This tutorial is intended to make a introduction on the topic of machine learning over graphs, giving participants an insights into techniques and algorithms through multiple examples using open source code and public datasets, including a text dataset and twitter networks. Finally, we will show how can you use them so as to improve your everyday machine learning tasks.
In recent years, the amount of available data has drastically increased. However, labelling such data is hugely expensive. In this scenario, semi-supervised learning emerge as a vitally important tool, which combines labelled data (supervised machine learning) and unlabelled data (unsupervised learning) in order to make better predictions. In particular, graph based algorithms takes into account the relationships between the instances of the data and the underlying graph structures to make those predictions. In addition, in the context of data analysis, there are scenarios that can be naturally think as graphs. This occurs in situations where in addition to individual properties, connectivity between the elements of the data set is also important.

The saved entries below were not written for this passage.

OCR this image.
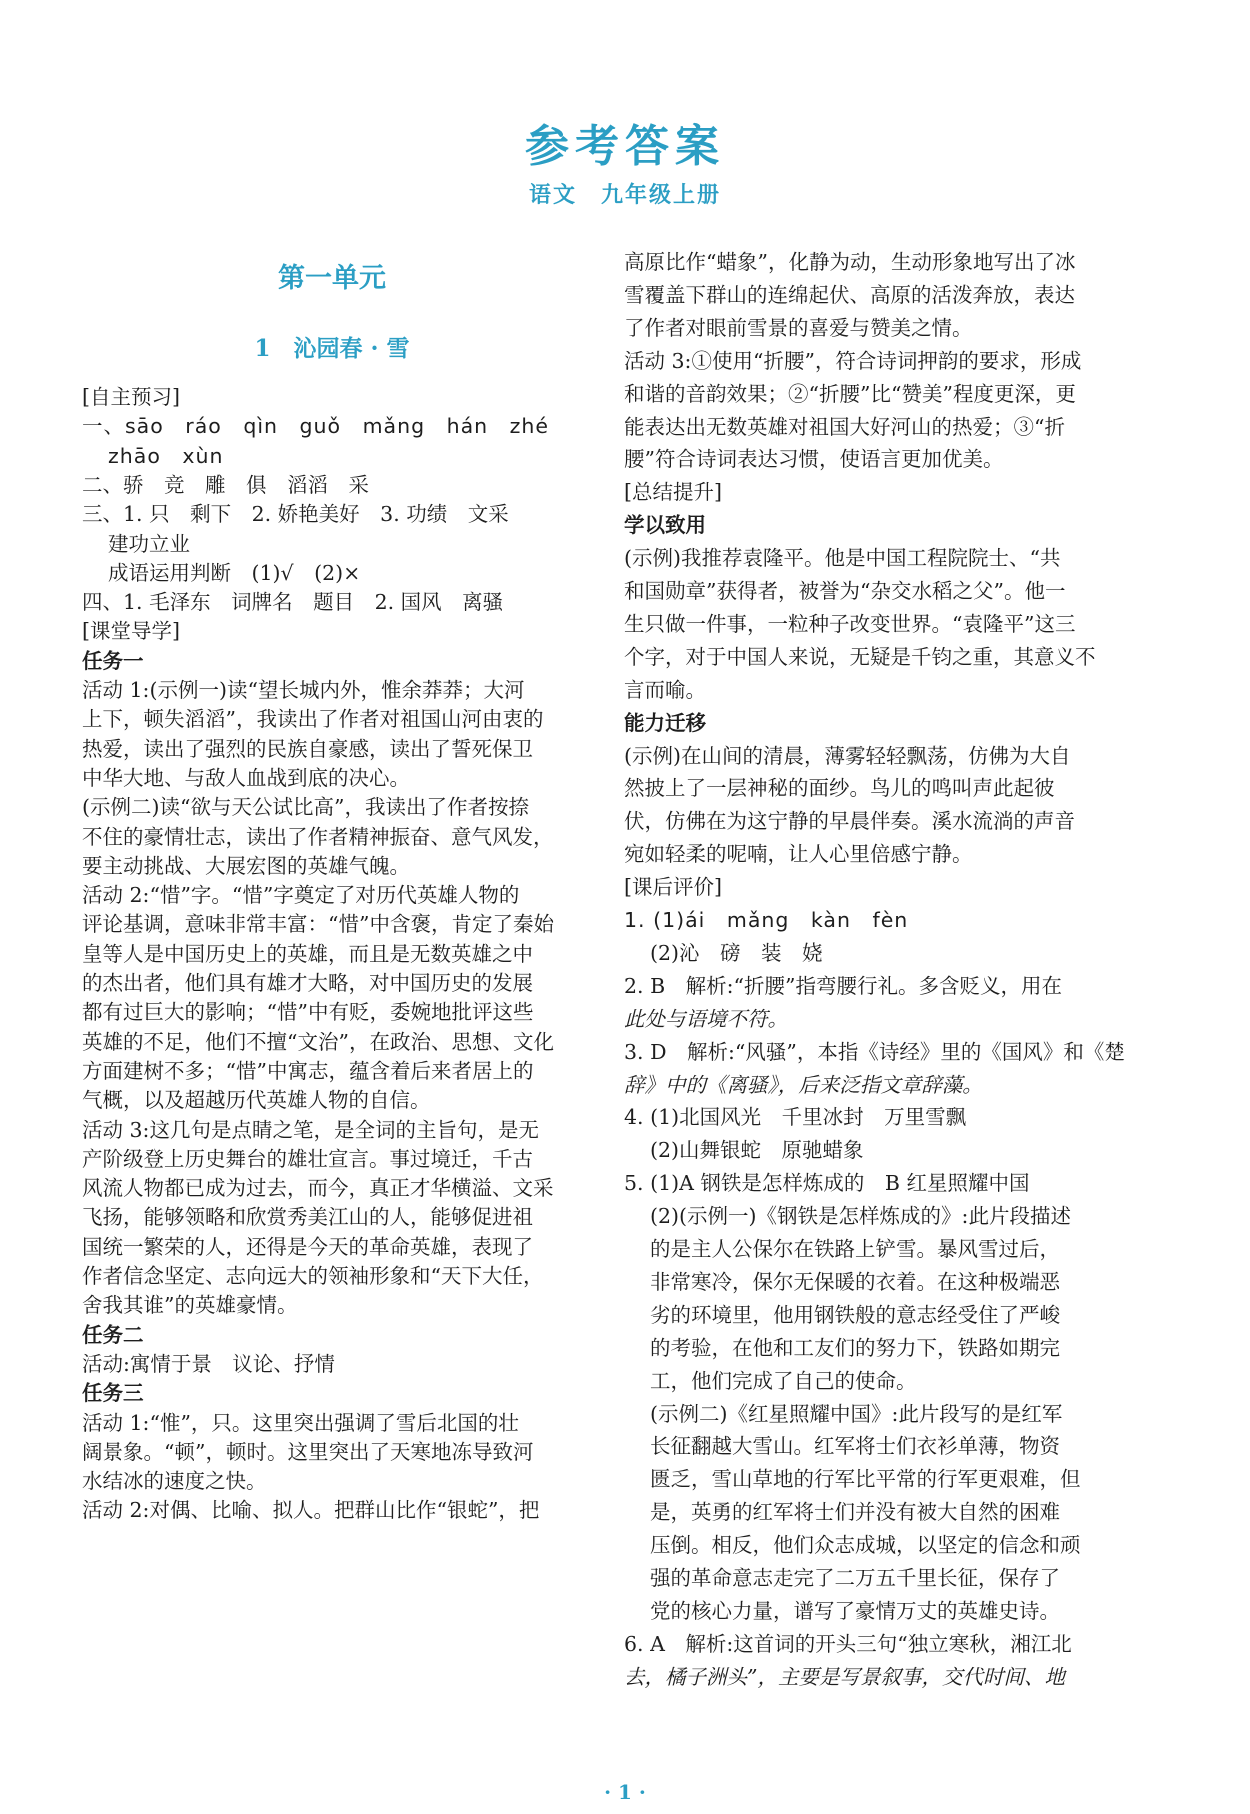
参考答案
语文　九年级上册
第一单元
1　沁园春 · 雪
[自主预习]
一、sāo　ráo　qìn　guǒ　mǎng　hán　zhé
zhāo　xùn
二、骄　竞　雕　俱　滔滔　采
三、1. 只　剩下　2. 娇艳美好　3. 功绩　文采
建功立业
成语运用判断　(1)√　(2)×
四、1. 毛泽东　词牌名　题目　2. 国风　离骚
[课堂导学]
任务一
活动 1:(示例一)读“望长城内外，惟余莽莽；大河
上下，顿失滔滔”，我读出了作者对祖国山河由衷的
热爱，读出了强烈的民族自豪感，读出了誓死保卫
中华大地、与敌人血战到底的决心。
(示例二)读“欲与天公试比高”，我读出了作者按捺
不住的豪情壮志，读出了作者精神振奋、意气风发，
要主动挑战、大展宏图的英雄气魄。
活动 2:“惜”字。“惜”字奠定了对历代英雄人物的
评论基调，意味非常丰富：“惜”中含褒，肯定了秦始
皇等人是中国历史上的英雄，而且是无数英雄之中
的杰出者，他们具有雄才大略，对中国历史的发展
都有过巨大的影响；“惜”中有贬，委婉地批评这些
英雄的不足，他们不擅“文治”，在政治、思想、文化
方面建树不多；“惜”中寓志，蕴含着后来者居上的
气概，以及超越历代英雄人物的自信。
活动 3:这几句是点睛之笔，是全词的主旨句，是无
产阶级登上历史舞台的雄壮宣言。事过境迁，千古
风流人物都已成为过去，而今，真正才华横溢、文采
飞扬，能够领略和欣赏秀美江山的人，能够促进祖
国统一繁荣的人，还得是今天的革命英雄，表现了
作者信念坚定、志向远大的领袖形象和“天下大任，
舍我其谁”的英雄豪情。
任务二
活动:寓情于景　议论、抒情
任务三
活动 1:“惟”，只。这里突出强调了雪后北国的壮
阔景象。“顿”，顿时。这里突出了天寒地冻导致河
水结冰的速度之快。
活动 2:对偶、比喻、拟人。把群山比作“银蛇”，把
高原比作“蜡象”，化静为动，生动形象地写出了冰
雪覆盖下群山的连绵起伏、高原的活泼奔放，表达
了作者对眼前雪景的喜爱与赞美之情。
活动 3:①使用“折腰”，符合诗词押韵的要求，形成
和谐的音韵效果；②“折腰”比“赞美”程度更深，更
能表达出无数英雄对祖国大好河山的热爱；③“折
腰”符合诗词表达习惯，使语言更加优美。
[总结提升]
学以致用
(示例)我推荐袁隆平。他是中国工程院院士、“共
和国勋章”获得者，被誉为“杂交水稻之父”。他一
生只做一件事，一粒种子改变世界。“袁隆平”这三
个字，对于中国人来说，无疑是千钧之重，其意义不
言而喻。
能力迁移
(示例)在山间的清晨，薄雾轻轻飘荡，仿佛为大自
然披上了一层神秘的面纱。鸟儿的鸣叫声此起彼
伏，仿佛在为这宁静的早晨伴奏。溪水流淌的声音
宛如轻柔的呢喃，让人心里倍感宁静。
[课后评价]
1. (1)ái　mǎng　kàn　fèn
(2)沁　磅　装　娆
2. B　解析:“折腰”指弯腰行礼。多含贬义，用在
此处与语境不符。
3. D　解析:“风骚”，本指《诗经》里的《国风》和《楚
辞》中的《离骚》，后来泛指文章辞藻。
4. (1)北国风光　千里冰封　万里雪飘
(2)山舞银蛇　原驰蜡象
5. (1)A 钢铁是怎样炼成的　B 红星照耀中国
(2)(示例一)《钢铁是怎样炼成的》:此片段描述
的是主人公保尔在铁路上铲雪。暴风雪过后，
非常寒冷，保尔无保暖的衣着。在这种极端恶
劣的环境里，他用钢铁般的意志经受住了严峻
的考验，在他和工友们的努力下，铁路如期完
工，他们完成了自己的使命。
(示例二)《红星照耀中国》:此片段写的是红军
长征翻越大雪山。红军将士们衣衫单薄，物资
匮乏，雪山草地的行军比平常的行军更艰难，但
是，英勇的红军将士们并没有被大自然的困难
压倒。相反，他们众志成城，以坚定的信念和顽
强的革命意志走完了二万五千里长征，保存了
党的核心力量，谱写了豪情万丈的英雄史诗。
6. A　解析:这首词的开头三句“独立寒秋，湘江北
去，橘子洲头”，主要是写景叙事，交代时间、地
· 1 ·
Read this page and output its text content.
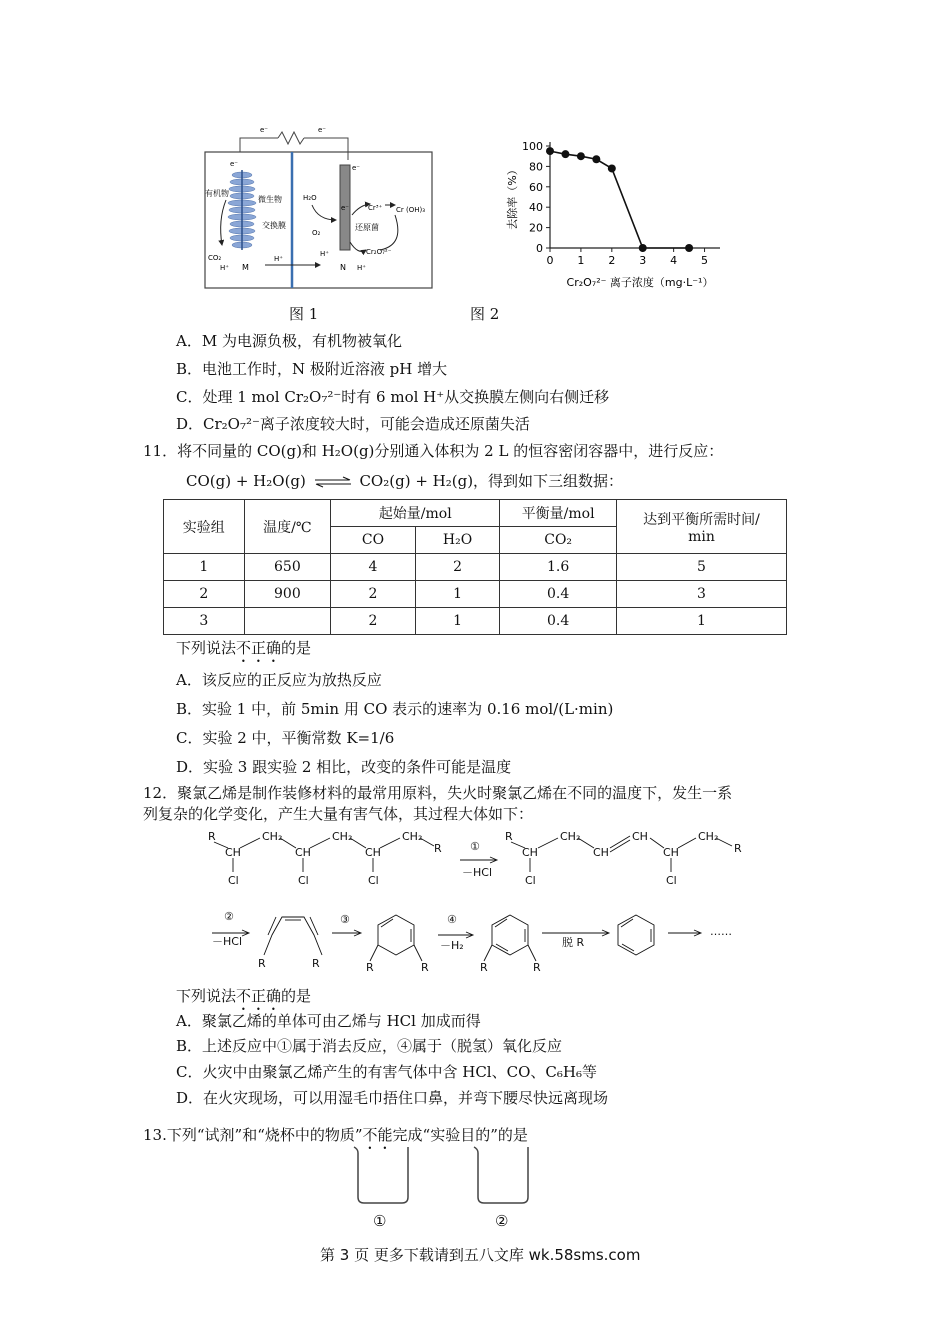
e⁻	e⁻
e⁻	e⁻
e⁻
有机物
微生物
交换膜
H₂O
O₂
H⁺
Cr³⁺ Cr (OH)₃
还原菌
Cr₂O₇²⁻
CO₂
H⁺ M
H⁺
N H⁺
图 1
0
20
40
60
80
100
0 1 2 3 4 5
去除率（%）
Cr₂O₇²⁻ 离子浓度（mg·L⁻¹）
图 2
A．M 为电源负极，有机物被氧化
B．电池工作时，N 极附近溶液 pH 增大
C．处理 1 mol Cr₂O₇²⁻时有 6 mol H⁺从交换膜左侧向右侧迁移
D．Cr₂O₇²⁻离子浓度较大时，可能会造成还原菌失活
11．将不同量的 CO(g)和 H₂O(g)分别通入体积为 2 L 的恒容密闭容器中，进行反应：
CO(g) + H₂O(g) ⇌ CO₂(g) + H₂(g)，得到如下三组数据：
实验组	温度/℃	起始量/mol		平衡量/mol	达到平衡所需时间/
min
		CO	H₂O	CO₂	
1	650	4	2	1.6	5
2	900	2	1	0.4	3
3		2	1	0.4	1
下列说法不正确的是
A．该反应的正反应为放热反应
B．实验 1 中，前 5min 用 CO 表示的速率为 0.16 mol/(L·min)
C．实验 2 中，平衡常数 K=1/6
D．实验 3 跟实验 2 相比，改变的条件可能是温度
12．聚氯乙烯是制作装修材料的最常用原料，失火时聚氯乙烯在不同的温度下，发生一系
列复杂的化学变化，产生大量有害气体，其过程大体如下：
R
CH
Cl
CH₂
CH
Cl
CH₂
CH
Cl
CH₂
R	①
－HCl
R
CH
Cl
CH₂
CH
CH
CH
Cl
CH₂
R
②
－HCl
R	R
③
R	R
④
－H₂
R	R
脱 R
……
下列说法不正确的是
A．聚氯乙烯的单体可由乙烯与 HCl 加成而得
B．上述反应中①属于消去反应，④属于（脱氢）氧化反应
C．火灾中由聚氯乙烯产生的有害气体中含 HCl、CO、C₆H₆等
D．在火灾现场，可以用湿毛巾捂住口鼻，并弯下腰尽快远离现场
13.下列“试剂”和“烧杯中的物质”不能完成“实验目的”的是
①	②
第 3 页 更多下载请到五八文库 wk.58sms.com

Therefore, it is logical that machine learning models include information from both a node and its neighbours when making a prediction.
In this tutorial we will go thought: - Model a graph using networkx. - Understand and calculate graph property such as the degree, PageRank or the betweenness centrality using networkx. - Detect communities in a graph using networkx. - How to combine networkx and sklearn in order to train a machine learning classifier and make predictions. - How to adapt common machine learning models to a graph dataset using edge based regularisation.
The examples covered in this tutorial will be: - The Zachary karate club. - The twitter network during 2017 Argentinean elections (including millions of political tweets). - The Cora citation dataset (which includes features of the text of the papers). All the code and the datasets will be uploaded to a github.
The intention of this tutorial is to make an introduction on the topic, give participants deep insights on graph based algorithms and show how can you use them so as to improve the performance of your everyday machine learning tasks.
A minimum knowledge on pandas (How to import and manipulate a dataset) and sklearn (performing a classification) packages is expected . Also knowing what is a classification, cross validation and basic graph theory (what is a node, an edge or a community) will be assumed in order to focus on the important: how to adapt machine learning techniques and implementations with graphs datasets.